Their objective isn’t to win a World Series. It’s to win another division title. Don’t get me wrong. I’m sure they want to win a World Series. But wanting to win a World Series isn’t the same as doing whatever is necessary to win one.
Second, Hernandez brings a point in which I agree with fully. I see a fair degree of ‘but they offered Cole a fair deal’ here and there. However the Dodgers are privy to knowledge we aren’t, and conversations with agent Scott Boras. They knew their best and final was in second place when it was made.
The attitude was reflected in their courtship of Cole. Did they want him? Sure, but not enough to make the kind of offer that would have brushed back the New York Yankees, who signed him to an nine-year, $324-million deal. Once Cole came off the board and eliminated the most obvious shortcut to a World Series, the Dodgers reverted to their old tricks.
Finally, Hernandez exhibits how the Dodgers’ strategy to pivot to the trade market may not be one that is sound.
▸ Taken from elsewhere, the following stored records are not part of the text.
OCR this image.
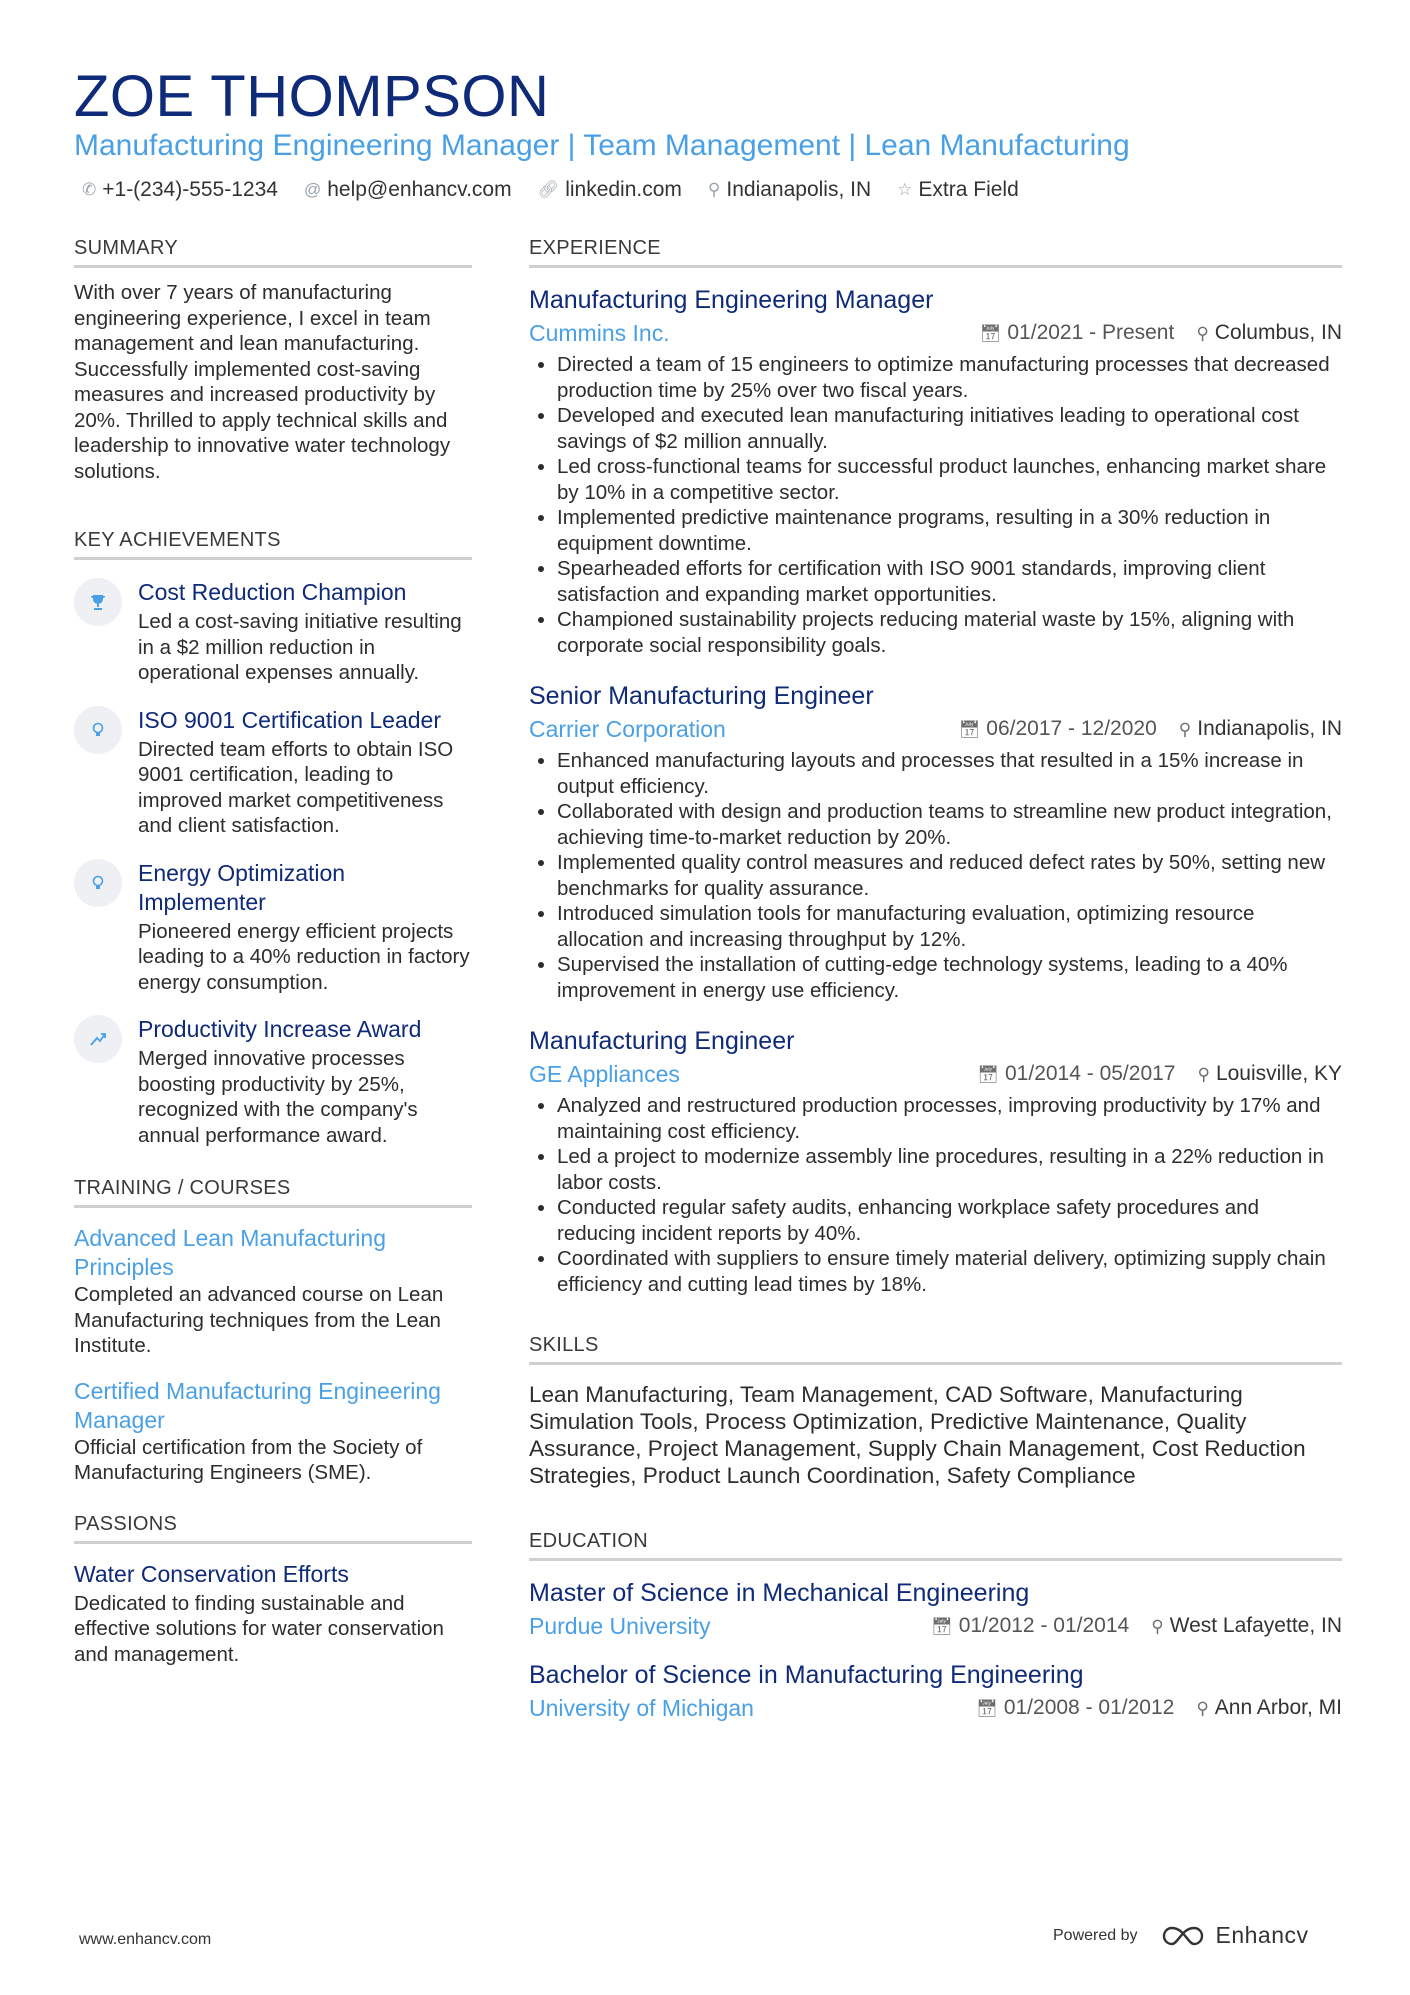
ZOE THOMPSON
Manufacturing Engineering Manager | Team Management | Lean Manufacturing
✆ +1-(234)-555-1234 @ help@enhancv.com 🔗︎ linkedin.com ⚲ Indianapolis, IN ☆ Extra Field
SUMMARY
With over 7 years of manufacturing engineering experience, I excel in team management and lean manufacturing. Successfully implemented cost-saving measures and increased productivity by 20%. Thrilled to apply technical skills and leadership to innovative water technology solutions.
KEY ACHIEVEMENTS
Cost Reduction Champion
Led a cost-saving initiative resulting in a $2 million reduction in operational expenses annually.
ISO 9001 Certification Leader
Directed team efforts to obtain ISO 9001 certification, leading to improved market competitiveness and client satisfaction.
Energy Optimization Implementer
Pioneered energy efficient projects leading to a 40% reduction in factory energy consumption.
Productivity Increase Award
Merged innovative processes boosting productivity by 25%, recognized with the company's annual performance award.
TRAINING / COURSES
Advanced Lean Manufacturing Principles
Completed an advanced course on Lean Manufacturing techniques from the Lean Institute.
Certified Manufacturing Engineering Manager
Official certification from the Society of Manufacturing Engineers (SME).
PASSIONS
Water Conservation Efforts
Dedicated to finding sustainable and effective solutions for water conservation and management.
EXPERIENCE
Manufacturing Engineering Manager
Cummins Inc.	📅︎ 01/2021 - Present ⚲ Columbus, IN
• Directed a team of 15 engineers to optimize manufacturing processes that decreased production time by 25% over two fiscal years.
• Developed and executed lean manufacturing initiatives leading to operational cost savings of $2 million annually.
• Led cross-functional teams for successful product launches, enhancing market share by 10% in a competitive sector.
• Implemented predictive maintenance programs, resulting in a 30% reduction in equipment downtime.
• Spearheaded efforts for certification with ISO 9001 standards, improving client satisfaction and expanding market opportunities.
• Championed sustainability projects reducing material waste by 15%, aligning with corporate social responsibility goals.
Senior Manufacturing Engineer
Carrier Corporation	📅︎ 06/2017 - 12/2020 ⚲ Indianapolis, IN
• Enhanced manufacturing layouts and processes that resulted in a 15% increase in output efficiency.
• Collaborated with design and production teams to streamline new product integration, achieving time-to-market reduction by 20%.
• Implemented quality control measures and reduced defect rates by 50%, setting new benchmarks for quality assurance.
• Introduced simulation tools for manufacturing evaluation, optimizing resource allocation and increasing throughput by 12%.
• Supervised the installation of cutting-edge technology systems, leading to a 40% improvement in energy use efficiency.
Manufacturing Engineer
GE Appliances	📅︎ 01/2014 - 05/2017 ⚲ Louisville, KY
• Analyzed and restructured production processes, improving productivity by 17% and maintaining cost efficiency.
• Led a project to modernize assembly line procedures, resulting in a 22% reduction in labor costs.
• Conducted regular safety audits, enhancing workplace safety procedures and reducing incident reports by 40%.
• Coordinated with suppliers to ensure timely material delivery, optimizing supply chain efficiency and cutting lead times by 18%.
SKILLS
Lean Manufacturing, Team Management, CAD Software, Manufacturing Simulation Tools, Process Optimization, Predictive Maintenance, Quality Assurance, Project Management, Supply Chain Management, Cost Reduction Strategies, Product Launch Coordination, Safety Compliance
EDUCATION
Master of Science in Mechanical Engineering
Purdue University	📅︎ 01/2012 - 01/2014 ⚲ West Lafayette, IN
Bachelor of Science in Manufacturing Engineering
University of Michigan	📅︎ 01/2008 - 01/2012 ⚲ Ann Arbor, MI
www.enhancv.com	Powered by	Enhancv
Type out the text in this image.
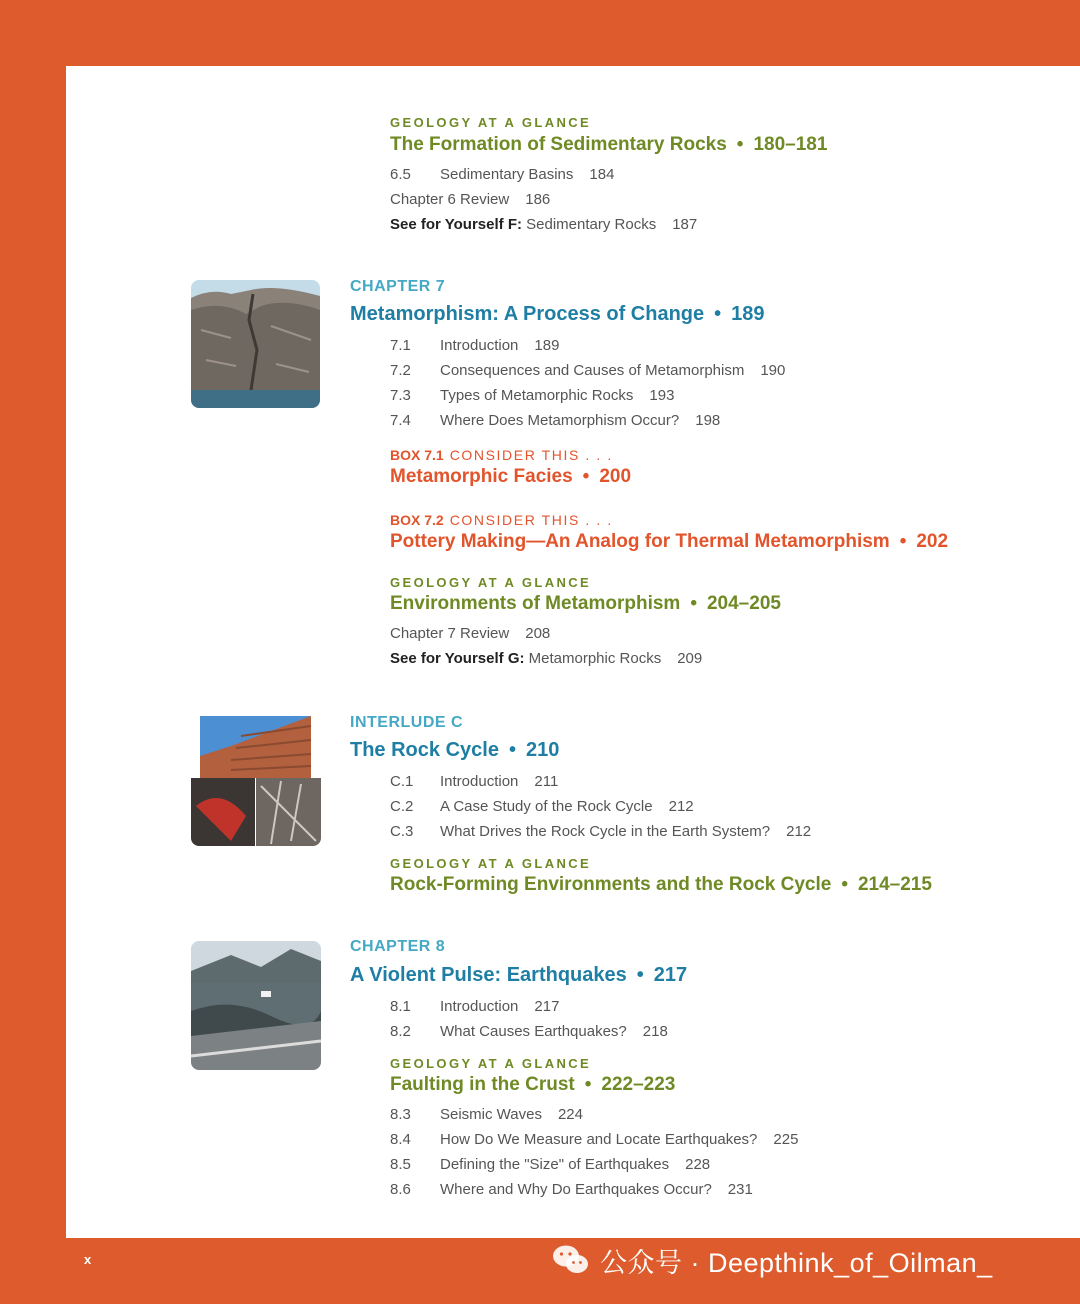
GEOLOGY AT A GLANCE
The Formation of Sedimentary Rocks • 180–181
6.5 Sedimentary Basins 184
Chapter 6 Review 186
See for Yourself F: Sedimentary Rocks 187
CHAPTER 7
Metamorphism: A Process of Change • 189
7.1 Introduction 189
7.2 Consequences and Causes of Metamorphism 190
7.3 Types of Metamorphic Rocks 193
7.4 Where Does Metamorphism Occur? 198
BOX 7.1 CONSIDER THIS . . .
Metamorphic Facies • 200
BOX 7.2 CONSIDER THIS . . .
Pottery Making—An Analog for Thermal Metamorphism • 202
GEOLOGY AT A GLANCE
Environments of Metamorphism • 204–205
Chapter 7 Review 208
See for Yourself G: Metamorphic Rocks 209
INTERLUDE C
The Rock Cycle • 210
C.1 Introduction 211
C.2 A Case Study of the Rock Cycle 212
C.3 What Drives the Rock Cycle in the Earth System? 212
GEOLOGY AT A GLANCE
Rock-Forming Environments and the Rock Cycle • 214–215
CHAPTER 8
A Violent Pulse: Earthquakes • 217
8.1 Introduction 217
8.2 What Causes Earthquakes? 218
GEOLOGY AT A GLANCE
Faulting in the Crust • 222–223
8.3 Seismic Waves 224
8.4 How Do We Measure and Locate Earthquakes? 225
8.5 Defining the "Size" of Earthquakes 228
8.6 Where and Why Do Earthquakes Occur? 231
x	公众号 · Deepthink_of_Oilman_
The absence of competition has spared the Dodgers the obligation to pay for premium free agents. When the free-agent prices have made them uncomfortable, they have been able to explore the trade market, which is less predictable but also often less expensive. Most of the game’s elite players are on teams that won’t dump them for prospects. To acquire quality players, the Dodgers will likely have to give up quality players, meaning they can only make marginal improvements in a trade. Potential trade partners hold a degree of leverage over the Dodgers at this point, as they know the Dodgers can’t pivot back to the free-agent market. The Dodgers’ only recourse will be to wait.
It’s hard to say that the Dodgers have gotten better. In this example, I admire Hernandez for being objective, if that’s what he was trying to do. Certainly I hope that something bigger is coming, who else is with me?